The Complete Guide to Programmatic Image Generation

18 min read Image Generation

Why Generate Images Programmatically

Every application that displays content eventually needs to generate images. Open Graph cards for social sharing. Certificates for course completions. Product listing images for e-commerce. Weekly report summaries for Slack. Personalized email banners.

These images share a common pattern: a fixed layout with dynamic data. The template stays the same — background, text positions, logo placement. The data changes — page title, recipient name, product photo, metric values.

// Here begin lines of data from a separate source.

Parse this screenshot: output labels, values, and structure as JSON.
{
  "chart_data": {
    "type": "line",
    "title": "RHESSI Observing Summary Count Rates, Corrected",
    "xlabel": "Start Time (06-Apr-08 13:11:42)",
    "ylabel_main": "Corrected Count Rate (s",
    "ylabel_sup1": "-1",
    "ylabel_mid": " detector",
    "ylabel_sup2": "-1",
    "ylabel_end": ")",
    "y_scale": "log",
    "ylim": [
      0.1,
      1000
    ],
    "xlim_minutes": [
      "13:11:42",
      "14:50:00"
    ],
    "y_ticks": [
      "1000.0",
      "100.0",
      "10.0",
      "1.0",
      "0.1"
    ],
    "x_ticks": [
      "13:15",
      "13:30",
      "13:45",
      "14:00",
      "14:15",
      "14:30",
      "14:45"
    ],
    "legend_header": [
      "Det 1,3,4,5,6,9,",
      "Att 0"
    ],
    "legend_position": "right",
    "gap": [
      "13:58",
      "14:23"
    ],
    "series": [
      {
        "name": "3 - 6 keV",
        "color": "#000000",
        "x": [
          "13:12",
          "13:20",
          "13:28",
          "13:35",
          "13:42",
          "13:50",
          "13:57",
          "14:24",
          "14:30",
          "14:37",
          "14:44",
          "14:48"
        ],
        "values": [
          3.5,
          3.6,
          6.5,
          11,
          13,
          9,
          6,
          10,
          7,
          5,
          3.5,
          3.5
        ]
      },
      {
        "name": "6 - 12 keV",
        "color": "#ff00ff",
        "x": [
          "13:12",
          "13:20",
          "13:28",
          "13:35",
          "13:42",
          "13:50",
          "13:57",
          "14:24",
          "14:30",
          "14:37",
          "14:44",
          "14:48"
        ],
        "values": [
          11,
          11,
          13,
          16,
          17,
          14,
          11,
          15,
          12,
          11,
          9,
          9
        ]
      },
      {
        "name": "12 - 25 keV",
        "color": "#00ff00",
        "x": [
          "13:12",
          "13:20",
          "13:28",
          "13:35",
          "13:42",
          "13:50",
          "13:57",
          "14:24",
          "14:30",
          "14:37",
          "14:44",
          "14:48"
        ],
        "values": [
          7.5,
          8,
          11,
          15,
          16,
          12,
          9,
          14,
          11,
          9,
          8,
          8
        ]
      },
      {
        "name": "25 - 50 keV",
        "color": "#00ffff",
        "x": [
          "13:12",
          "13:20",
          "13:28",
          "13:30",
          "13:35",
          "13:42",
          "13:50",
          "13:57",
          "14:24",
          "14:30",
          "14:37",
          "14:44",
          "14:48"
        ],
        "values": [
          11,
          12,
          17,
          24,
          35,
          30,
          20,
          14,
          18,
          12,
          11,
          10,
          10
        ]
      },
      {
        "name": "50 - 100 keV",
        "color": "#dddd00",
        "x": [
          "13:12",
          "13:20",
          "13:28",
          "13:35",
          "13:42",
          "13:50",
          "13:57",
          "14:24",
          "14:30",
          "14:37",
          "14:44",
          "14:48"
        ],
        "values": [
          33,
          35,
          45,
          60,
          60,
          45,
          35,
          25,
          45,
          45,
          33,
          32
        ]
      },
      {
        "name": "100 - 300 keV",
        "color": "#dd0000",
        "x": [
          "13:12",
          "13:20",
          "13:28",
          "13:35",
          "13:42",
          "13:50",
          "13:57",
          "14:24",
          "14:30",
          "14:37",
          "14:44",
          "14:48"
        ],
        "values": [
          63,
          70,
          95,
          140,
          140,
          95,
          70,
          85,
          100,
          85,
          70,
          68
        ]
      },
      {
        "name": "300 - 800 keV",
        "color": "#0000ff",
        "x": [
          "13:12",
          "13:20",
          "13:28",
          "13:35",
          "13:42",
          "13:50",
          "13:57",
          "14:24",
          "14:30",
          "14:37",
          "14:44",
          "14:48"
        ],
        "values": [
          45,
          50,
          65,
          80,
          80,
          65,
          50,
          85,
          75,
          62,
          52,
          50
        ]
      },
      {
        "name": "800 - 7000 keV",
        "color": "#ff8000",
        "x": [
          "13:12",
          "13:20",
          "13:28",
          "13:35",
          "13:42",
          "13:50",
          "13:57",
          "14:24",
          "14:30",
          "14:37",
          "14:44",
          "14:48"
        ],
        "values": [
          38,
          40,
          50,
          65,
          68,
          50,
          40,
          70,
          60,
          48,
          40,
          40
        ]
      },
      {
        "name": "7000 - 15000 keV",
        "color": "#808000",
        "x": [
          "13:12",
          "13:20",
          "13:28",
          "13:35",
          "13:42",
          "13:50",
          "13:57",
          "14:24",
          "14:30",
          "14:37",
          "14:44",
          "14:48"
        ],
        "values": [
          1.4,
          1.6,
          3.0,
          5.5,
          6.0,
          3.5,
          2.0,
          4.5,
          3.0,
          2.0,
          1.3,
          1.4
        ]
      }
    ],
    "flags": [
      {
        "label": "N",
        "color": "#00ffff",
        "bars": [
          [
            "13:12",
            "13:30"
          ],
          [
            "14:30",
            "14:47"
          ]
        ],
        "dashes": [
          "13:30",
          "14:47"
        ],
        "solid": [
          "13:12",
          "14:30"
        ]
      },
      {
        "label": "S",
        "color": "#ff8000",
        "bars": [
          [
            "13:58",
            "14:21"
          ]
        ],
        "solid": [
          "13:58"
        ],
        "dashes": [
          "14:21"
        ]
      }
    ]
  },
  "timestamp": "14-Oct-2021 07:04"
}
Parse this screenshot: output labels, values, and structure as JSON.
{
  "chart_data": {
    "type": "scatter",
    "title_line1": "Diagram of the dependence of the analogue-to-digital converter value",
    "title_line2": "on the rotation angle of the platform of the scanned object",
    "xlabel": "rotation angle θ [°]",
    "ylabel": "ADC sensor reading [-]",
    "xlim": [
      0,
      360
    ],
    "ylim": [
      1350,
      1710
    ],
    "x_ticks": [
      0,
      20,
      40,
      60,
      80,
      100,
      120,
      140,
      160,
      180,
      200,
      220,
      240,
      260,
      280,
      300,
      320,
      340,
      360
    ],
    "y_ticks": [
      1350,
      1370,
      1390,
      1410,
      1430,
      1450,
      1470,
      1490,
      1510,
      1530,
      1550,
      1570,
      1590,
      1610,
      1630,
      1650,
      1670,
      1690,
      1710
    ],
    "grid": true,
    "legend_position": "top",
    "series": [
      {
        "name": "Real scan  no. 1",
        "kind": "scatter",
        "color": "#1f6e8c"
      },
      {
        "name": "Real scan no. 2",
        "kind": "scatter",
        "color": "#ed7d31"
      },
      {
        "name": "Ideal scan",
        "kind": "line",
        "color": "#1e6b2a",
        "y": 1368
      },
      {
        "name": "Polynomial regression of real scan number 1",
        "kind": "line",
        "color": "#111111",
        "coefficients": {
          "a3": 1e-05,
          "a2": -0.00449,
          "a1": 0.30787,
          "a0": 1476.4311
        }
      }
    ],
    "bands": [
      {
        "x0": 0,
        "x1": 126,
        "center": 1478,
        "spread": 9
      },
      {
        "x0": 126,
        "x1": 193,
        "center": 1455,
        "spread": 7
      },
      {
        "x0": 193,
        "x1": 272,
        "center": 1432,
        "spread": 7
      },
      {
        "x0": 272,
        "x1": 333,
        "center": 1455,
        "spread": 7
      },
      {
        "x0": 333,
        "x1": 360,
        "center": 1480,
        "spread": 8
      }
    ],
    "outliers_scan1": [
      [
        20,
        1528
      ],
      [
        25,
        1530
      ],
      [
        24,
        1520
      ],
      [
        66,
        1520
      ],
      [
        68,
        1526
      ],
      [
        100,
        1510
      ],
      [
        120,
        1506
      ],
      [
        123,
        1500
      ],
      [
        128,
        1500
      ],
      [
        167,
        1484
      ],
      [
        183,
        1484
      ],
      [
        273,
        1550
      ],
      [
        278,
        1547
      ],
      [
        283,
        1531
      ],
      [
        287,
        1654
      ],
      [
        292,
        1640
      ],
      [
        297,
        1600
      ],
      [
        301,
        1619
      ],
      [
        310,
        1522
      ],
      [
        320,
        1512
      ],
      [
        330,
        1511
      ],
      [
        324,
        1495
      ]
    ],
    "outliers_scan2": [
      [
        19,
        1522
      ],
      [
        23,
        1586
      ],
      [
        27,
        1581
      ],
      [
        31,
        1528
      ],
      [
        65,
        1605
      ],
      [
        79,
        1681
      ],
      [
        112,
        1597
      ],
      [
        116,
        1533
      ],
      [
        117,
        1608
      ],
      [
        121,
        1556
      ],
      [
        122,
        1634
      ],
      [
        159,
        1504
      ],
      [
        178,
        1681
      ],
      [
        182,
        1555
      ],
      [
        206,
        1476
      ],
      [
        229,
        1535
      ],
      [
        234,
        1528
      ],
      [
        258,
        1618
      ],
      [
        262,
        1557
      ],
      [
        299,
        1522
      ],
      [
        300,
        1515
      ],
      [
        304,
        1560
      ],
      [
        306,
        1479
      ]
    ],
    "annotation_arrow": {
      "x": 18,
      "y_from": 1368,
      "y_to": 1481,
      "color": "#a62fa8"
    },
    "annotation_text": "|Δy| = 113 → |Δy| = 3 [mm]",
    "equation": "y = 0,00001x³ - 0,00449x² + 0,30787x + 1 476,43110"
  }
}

Manual creation doesn’t scale. A designer can make 20 OG images by hand. They can’t make 10,000 product listing images that update every time a price changes. Programmatic generation turns image creation into a function call: pass data in, get an image out.

This guide covers the three main approaches to programmatic image generation, their tradeoffs, and how to build production-ready image generation pipelines.

Approach 1: Canvas APIs

The lowest-level approach. Libraries like node-canvas (Node.js), Pillow (Python), and the browser’s native Canvas API let you draw directly onto a pixel buffer.

import { createCanvas, loadImage } from "canvas";

const canvas = createCanvas(1200, 630);
const ctx = canvas.getContext("2d");

// Background
ctx.fillStyle = "#1a1a2e";
ctx.fillRect(0, 0, 1200, 630);

// Accent line
ctx.fillStyle = "#e94560";
ctx.fillRect(0, 0, 1200, 4);

// Title text
ctx.font = "bold 48px Inter";
ctx.fillStyle = "#ffffff";
ctx.fillText("Your Blog Post Title", 60, 300);

// Author text
ctx.font = "24px Inter";
ctx.fillStyle = "#a0a0b0";
ctx.fillText("by Author Name", 60, 360);

const buffer = canvas.toBuffer("image/png");

Advantages:

  • Full pixel-level control
  • No external dependencies beyond the canvas library
  • Fast rendering for simple compositions

Problems:

  • No text wrapping. You measure text width manually and break lines yourself.
  • No automatic font variant switching. Bold and italic require loading separate fonts and switching contexts.
  • Font rendering quality varies by platform. What looks crisp on macOS may look different on Linux.
  • Positioning is entirely manual. Every element needs explicit x/y coordinates calculated from scratch.
  • No smart cropping or image analysis. You load an image and draw it at coordinates — if the subject is off-center, too bad.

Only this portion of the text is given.